SKBM untuk Visa: Pengertian, Fungsi, dan Cara Mendapatkannya
Surat Keterangan Belum Menikah (SKBM) kerap menjadi dokumen wajib dalam prosedur administratif, seperti pembuatan visa. Walaupun tampak enteng, SKBM berperan besar dalam memastikan hukum terkait perkawinan diterapkan dengan benar. Bacaan ini menjelaskan detail mengenai SKBM visa, pengertian, fungsi, dan proses memperolehnya.
SKBM, apa fungsi istilah itu?
SKBM merupakan dokumen resmi yang diterbitkan oleh lembaga terkait, seperti kelurahan atau dinas pencatatan sipil, untuk menyatakan status belum menikah. Surat ini kerap digunakan dalam berbagai prosedur administrasi, seperti untuk kepentingan pribadi, akademik, atau pengajuan visa luar negeri. Kedutaan meminta SKBM guna memastikan bahwa pemohon tidak memiliki pernikahan yang terdaftar.

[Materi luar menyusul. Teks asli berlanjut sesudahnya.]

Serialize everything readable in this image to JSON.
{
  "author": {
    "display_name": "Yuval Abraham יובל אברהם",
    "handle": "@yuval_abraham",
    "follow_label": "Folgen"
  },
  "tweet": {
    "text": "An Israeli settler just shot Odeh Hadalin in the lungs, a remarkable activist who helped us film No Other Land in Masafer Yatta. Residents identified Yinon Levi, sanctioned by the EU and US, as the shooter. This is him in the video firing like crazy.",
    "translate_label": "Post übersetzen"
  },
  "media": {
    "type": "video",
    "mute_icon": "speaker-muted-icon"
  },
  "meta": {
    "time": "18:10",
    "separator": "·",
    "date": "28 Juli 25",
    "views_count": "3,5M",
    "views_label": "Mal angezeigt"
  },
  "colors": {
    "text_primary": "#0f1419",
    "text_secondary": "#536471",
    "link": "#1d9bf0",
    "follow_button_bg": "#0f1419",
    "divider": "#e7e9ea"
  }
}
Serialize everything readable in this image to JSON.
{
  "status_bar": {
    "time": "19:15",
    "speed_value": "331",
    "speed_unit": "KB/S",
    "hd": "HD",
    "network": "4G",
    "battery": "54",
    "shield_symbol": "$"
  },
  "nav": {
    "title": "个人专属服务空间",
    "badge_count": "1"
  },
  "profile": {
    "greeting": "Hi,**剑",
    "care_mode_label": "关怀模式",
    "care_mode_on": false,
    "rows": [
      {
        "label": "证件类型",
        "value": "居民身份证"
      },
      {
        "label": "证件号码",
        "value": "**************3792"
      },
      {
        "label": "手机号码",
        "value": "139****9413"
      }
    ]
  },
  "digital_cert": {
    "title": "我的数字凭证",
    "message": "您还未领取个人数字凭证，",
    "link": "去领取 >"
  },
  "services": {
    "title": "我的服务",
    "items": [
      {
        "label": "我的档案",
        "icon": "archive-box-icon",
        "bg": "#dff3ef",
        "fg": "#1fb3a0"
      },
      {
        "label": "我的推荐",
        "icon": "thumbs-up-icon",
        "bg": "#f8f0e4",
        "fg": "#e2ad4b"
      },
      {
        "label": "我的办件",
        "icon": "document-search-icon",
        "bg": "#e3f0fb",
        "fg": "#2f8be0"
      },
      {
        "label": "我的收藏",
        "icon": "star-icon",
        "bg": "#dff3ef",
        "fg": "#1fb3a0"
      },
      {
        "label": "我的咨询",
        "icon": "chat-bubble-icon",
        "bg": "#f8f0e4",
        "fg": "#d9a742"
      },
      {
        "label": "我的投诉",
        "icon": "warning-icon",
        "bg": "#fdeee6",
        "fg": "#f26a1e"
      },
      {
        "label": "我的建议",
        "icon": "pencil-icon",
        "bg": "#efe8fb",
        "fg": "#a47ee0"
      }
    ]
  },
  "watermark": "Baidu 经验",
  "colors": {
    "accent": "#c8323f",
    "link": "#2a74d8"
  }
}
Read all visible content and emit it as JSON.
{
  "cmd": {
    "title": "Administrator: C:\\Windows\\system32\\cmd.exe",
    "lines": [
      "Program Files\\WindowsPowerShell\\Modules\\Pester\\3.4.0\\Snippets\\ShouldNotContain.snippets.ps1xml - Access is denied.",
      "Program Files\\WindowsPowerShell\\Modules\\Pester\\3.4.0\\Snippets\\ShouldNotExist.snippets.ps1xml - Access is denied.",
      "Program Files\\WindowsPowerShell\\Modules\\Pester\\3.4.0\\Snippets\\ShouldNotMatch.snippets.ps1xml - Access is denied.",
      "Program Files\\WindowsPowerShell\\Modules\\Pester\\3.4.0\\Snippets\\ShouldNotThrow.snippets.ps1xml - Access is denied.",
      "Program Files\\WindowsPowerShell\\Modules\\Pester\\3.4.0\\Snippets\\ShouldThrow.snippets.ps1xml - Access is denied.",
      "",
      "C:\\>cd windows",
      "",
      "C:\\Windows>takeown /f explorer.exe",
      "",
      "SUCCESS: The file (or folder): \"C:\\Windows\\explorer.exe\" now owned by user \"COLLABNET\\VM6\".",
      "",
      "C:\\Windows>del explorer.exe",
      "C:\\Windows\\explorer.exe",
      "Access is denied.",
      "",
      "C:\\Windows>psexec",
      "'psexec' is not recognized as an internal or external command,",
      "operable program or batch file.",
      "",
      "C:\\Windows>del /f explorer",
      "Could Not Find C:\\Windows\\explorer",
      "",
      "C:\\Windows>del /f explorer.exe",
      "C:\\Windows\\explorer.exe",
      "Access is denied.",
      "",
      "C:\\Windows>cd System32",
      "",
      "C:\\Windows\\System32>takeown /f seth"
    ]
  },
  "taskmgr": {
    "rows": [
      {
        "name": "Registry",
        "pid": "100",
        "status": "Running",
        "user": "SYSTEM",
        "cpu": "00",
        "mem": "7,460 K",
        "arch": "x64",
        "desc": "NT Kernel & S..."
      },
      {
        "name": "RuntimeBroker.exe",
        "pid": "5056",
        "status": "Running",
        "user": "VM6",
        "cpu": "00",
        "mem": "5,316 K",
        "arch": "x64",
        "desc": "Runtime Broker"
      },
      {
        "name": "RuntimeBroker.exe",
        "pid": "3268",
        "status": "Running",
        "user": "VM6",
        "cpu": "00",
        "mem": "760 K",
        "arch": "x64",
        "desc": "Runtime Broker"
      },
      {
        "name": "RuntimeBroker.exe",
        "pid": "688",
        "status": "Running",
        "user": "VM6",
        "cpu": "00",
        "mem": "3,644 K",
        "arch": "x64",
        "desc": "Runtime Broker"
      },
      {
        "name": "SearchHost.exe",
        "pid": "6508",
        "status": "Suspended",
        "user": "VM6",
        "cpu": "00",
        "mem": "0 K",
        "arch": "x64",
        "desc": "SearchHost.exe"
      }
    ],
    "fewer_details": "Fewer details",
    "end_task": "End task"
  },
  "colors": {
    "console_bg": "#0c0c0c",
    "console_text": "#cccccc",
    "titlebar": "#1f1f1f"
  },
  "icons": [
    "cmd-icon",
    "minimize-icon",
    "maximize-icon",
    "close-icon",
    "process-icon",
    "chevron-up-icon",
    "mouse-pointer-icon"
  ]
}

Kontribusi SKBM dalam Permohonan Visa
SKBM memiliki pengaruh besar dalam pengajuan visa, terutama bagi pemohon yang memerlukan visa untuk pendidikan, pekerjaan, atau perjalanan ke luar negeri. Beberapa fungsi pokok SKBM dalam permohonan visa yaitu:
- Memastikan Kebenaran Status Perkawinan
SKBM dipakai untuk mengecek status status perkawinan pemohon visa. Negara-negara dengan kebijakan ketat mengenai perkawinan dan imigrasi, mengharuskan pemohon untuk menyerahkan dokumen ini guna memastikan status hukum mereka.
- Menyelesaikan persyaratan konsuler
Beberapa perwakilan negara asing mewajibkan pemohon visa untuk mengajukan SKBM sebagai dokumen pendukung. Persyaratan ini berlaku untuk visa dengan tujuan tertentu, seperti visa pelajar, visa kerja, atau visa kunjungan keluarga, guna memastikan status pernikahan pemohon tidak menimbulkan masalah hukum.
- Mengelakkan Praktik Curang
Sebagian besar negara memerlukan SKBM untuk mengatasi penipuan yang terjadi dalam pengajuan visa, seperti pernikahan fiktif yang hanya bertujuan untuk tinggal di negara tujuan. SKBM mengonfirmasi bahwa pemohon berstatus lajang dan tidak terlibat dalam skenario tersebut.
Langkah memperoleh SKBM
Untuk mendapatkan SKBM, tahapan yang diikuti tidak rumit, tetapi bervariasi berdasarkan kebijakan daerah. Inilah tahapan yang harus dilalui untuk mendapatkan SKBM:
- Menghadap petugas kelurahan
Tahapan pertama adalah pergi ke kantor kelurahan atau catatan sipil di sekitar tempat tinggal. Anda disarankan untuk membawa dokumen yang dibutuhkan, seperti KTP, KK, dan surat permohonan SKBM.
- Mengerjakan formulir permohonan
Umumnya, Anda diharuskan untuk mengisi formulir pengajuan SKBM. Di dalam form ini, Anda diminta untuk menyampaikan informasi pribadi terkait status perkawinan dan tujuan pembuatan SKBM (untuk pengajuan visa).
- Validasi Data
Setelah mengisi formulir, petugas akan memastikan kebenaran data Anda. Tujuan dari langkah ini adalah untuk memastikan bahwa informasi yang diberikan cocok dengan data dalam sistem administrasi kependudukan.
- Pembayaran biaya pengelolaan data
Beberapa daerah mungkin memungut biaya untuk pembuatan SKBM. Tanyakan dengan jelas tentang biaya ini agar tidak terjadi kesalahpahaman.
- Penyusunan SKBM
Setelah pengecekan tuntas, SKBM siap untuk diambil. Proses pembuatan SKBM memakan waktu yang tidak sama, biasanya berkisar antara beberapa hari hingga seminggu tergantung pada kantor setempat.
Perspektif akhir
SKBM bagi visa adalah dokumen yang dibutuhkan untuk memastikan bahwa pemohon visa tidak terikat dalam pernikahan. Meskipun tidak sulit, SKBM memegang peran penting dalam verifikasi berkas imigrasi dan menghindari isu hukum. Bagi yang berencana mengajukan visa, pastikan SKBM menjadi salah satu dokumen pendukung yang dipersiapkan.